See Also: Germanic Mythology


Game and Story Use

  • The idea that greed and cursed gold can turn a person into a dragon is one that C.S. Lewis used in The Voyage of the Dawn Treader. If he can steal from the Volsunga Saga, then you can too.
  • Usually dragon's blood is considered to be highly toxic. Having it bestow magical abilities, like the power to understand the speech of birds, is an interesting variant.

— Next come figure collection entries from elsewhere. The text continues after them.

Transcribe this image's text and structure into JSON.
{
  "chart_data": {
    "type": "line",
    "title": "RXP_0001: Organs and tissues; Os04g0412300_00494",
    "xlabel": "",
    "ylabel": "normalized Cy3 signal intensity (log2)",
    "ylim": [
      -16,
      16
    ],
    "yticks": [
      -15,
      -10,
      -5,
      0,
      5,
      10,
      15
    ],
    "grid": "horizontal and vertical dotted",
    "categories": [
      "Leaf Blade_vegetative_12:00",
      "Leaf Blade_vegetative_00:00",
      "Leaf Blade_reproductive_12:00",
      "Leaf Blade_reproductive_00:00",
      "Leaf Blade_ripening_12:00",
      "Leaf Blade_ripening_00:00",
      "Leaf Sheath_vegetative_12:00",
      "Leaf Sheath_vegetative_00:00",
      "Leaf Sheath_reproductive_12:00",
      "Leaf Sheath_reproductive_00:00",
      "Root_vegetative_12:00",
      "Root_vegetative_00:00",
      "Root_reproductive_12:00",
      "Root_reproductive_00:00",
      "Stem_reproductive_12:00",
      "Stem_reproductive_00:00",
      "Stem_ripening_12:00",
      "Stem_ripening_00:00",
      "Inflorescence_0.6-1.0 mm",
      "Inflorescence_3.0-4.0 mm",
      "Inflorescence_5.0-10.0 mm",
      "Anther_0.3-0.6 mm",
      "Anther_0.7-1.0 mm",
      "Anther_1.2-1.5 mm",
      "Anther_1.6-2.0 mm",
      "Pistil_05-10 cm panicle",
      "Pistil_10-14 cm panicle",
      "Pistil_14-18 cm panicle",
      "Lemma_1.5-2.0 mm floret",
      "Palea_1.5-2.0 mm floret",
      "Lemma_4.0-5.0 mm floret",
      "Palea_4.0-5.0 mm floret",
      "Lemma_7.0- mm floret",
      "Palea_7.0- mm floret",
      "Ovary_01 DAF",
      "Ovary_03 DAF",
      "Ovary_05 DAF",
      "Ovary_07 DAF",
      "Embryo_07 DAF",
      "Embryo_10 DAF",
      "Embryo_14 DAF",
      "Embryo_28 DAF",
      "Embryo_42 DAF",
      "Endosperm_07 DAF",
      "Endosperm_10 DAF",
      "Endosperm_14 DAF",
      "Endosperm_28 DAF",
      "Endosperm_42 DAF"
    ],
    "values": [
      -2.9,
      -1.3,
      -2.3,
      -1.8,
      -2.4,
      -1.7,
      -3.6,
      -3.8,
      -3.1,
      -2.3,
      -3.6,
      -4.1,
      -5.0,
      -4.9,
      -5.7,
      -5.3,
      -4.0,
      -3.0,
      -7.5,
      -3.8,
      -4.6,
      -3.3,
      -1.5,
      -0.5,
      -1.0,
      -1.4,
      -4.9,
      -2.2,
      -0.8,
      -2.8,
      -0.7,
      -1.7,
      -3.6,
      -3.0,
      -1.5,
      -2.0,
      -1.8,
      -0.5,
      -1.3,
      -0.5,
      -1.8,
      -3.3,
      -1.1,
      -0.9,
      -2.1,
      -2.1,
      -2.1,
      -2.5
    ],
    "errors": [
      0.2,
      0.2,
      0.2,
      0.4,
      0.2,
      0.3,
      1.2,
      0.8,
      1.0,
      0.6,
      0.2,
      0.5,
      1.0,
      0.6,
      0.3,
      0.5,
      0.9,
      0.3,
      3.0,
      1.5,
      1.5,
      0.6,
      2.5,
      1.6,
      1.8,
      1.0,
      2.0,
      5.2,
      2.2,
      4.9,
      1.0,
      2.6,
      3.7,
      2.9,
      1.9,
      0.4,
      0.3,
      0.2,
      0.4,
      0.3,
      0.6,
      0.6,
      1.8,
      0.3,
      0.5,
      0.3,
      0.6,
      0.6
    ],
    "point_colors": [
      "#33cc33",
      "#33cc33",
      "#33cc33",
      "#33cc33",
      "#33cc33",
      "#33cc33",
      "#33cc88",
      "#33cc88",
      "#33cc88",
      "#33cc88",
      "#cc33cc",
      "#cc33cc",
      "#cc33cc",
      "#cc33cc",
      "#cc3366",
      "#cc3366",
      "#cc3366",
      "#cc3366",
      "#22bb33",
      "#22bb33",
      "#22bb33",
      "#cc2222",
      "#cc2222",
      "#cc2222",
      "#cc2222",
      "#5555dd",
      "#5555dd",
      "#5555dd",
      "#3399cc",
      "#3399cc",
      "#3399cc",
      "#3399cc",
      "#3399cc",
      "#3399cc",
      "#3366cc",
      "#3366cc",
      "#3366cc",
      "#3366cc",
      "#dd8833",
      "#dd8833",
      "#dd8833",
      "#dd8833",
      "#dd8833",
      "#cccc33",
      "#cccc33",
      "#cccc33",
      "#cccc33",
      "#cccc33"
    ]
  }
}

  • In a game where myths are true but a fair amount of syncretism prevails instead of just one official version of each myth (like the Scion RPG, for example) much fun could be had with casting Fafnir as a dwarf in some scenes, a giant in others, and a dragon in yet other scenes. It could be that he has controlled shapeshifting, or that he just transforms as a consequence of his actions or the needs of the story. Perhaps a curse is involved.
  • You could have fun combining the traits of 2 or 3 of those species to create a new race of intelligent beings for your fantasy genre game. Fire-breathing dwarves, or dragons or giants with the beards and body proportions of dwarves.
    • Imagine a world where dwarves are a relatively common race, but if they give in to their greedy impulses and amass too much treasure, they frequently metamorphose into dragons. Your world might have a hundred thousand dwarves in it, and one volatile market or overly-prosperous year might risk rendering them into 100,000 fire-breathing time-bombs.